Song by Ramones

from the album Road to Ruin
- Released: September 21, 1978
- Recorded: 1978
- Genre: Punk rock
- Length: 2:42
- Label: Sire
- Songwriter: Joey Ramone
- Producers: Tommy Ramone, Ed Stasium

= I Just Want to Have Something to Do =

"I Just Want to Have Something to Do" is a song credited to the Ramones but was written by Joey Ramone and was released as the opening song of the band's 1978 album Road to Ruin. It was also released on several of the band's compilation albums. It was also used in the film Rock 'n' Roll High School.

Allmusic critic Donald A. Guarisco described "I Just Want to Have Something to Do" as "one of the best expressions of frustrated desire to ever grace the world of pop music." The song is taken at midtempo, slower than the typical Ramones song.
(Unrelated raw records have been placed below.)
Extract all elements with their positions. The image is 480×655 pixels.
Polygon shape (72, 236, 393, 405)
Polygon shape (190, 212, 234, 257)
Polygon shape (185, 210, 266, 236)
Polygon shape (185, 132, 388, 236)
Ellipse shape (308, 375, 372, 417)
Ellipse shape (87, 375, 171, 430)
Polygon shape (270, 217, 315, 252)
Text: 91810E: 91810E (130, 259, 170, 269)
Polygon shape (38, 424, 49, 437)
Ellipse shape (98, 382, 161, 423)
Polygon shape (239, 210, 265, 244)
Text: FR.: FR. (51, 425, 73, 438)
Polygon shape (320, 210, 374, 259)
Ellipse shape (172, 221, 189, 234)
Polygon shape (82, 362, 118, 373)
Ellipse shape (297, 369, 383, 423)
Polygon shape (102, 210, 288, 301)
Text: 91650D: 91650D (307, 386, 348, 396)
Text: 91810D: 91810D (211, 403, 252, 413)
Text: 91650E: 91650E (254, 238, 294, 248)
The lyrics describe the singer's need to connect with the listener, and themes include ambivalence and anomie. Authors Scott Schinder and Andy Schwartz comment on the surprising rhyme of Second Avenue with chicken vindaloo. Ramones biographer Everett True calls this rhyme "evocative". Music professor Robert Pattison suggests that this lyric was too much "fun", as opposed to "joyous", to be respectable enough to be included in a freshman anthology, but he nonetheless considers it a "rock classic".

Guarisco considers the music to effectively evoke the frustration described in the lyrics by using "twisted, ascending note patterns" in the verses to create a "yearning feel". He also states that the music in the refrain enhances the yearning effect with its "sense of swing". True states that the song evokes a sense of "pent-up energy" through "shards of guitar and feedback" which "riccochet past your ear". Guarisco also praises Joey Ramone's lead vocal for the way his snarling and pleading build to an angry peak in the refrain.

"I Just Want to Have Something to Do" was included on several Ramones compilation albums, including Hey! Ho! Let's Go: The Anthology in 1999 and Greatest Hits in 2006.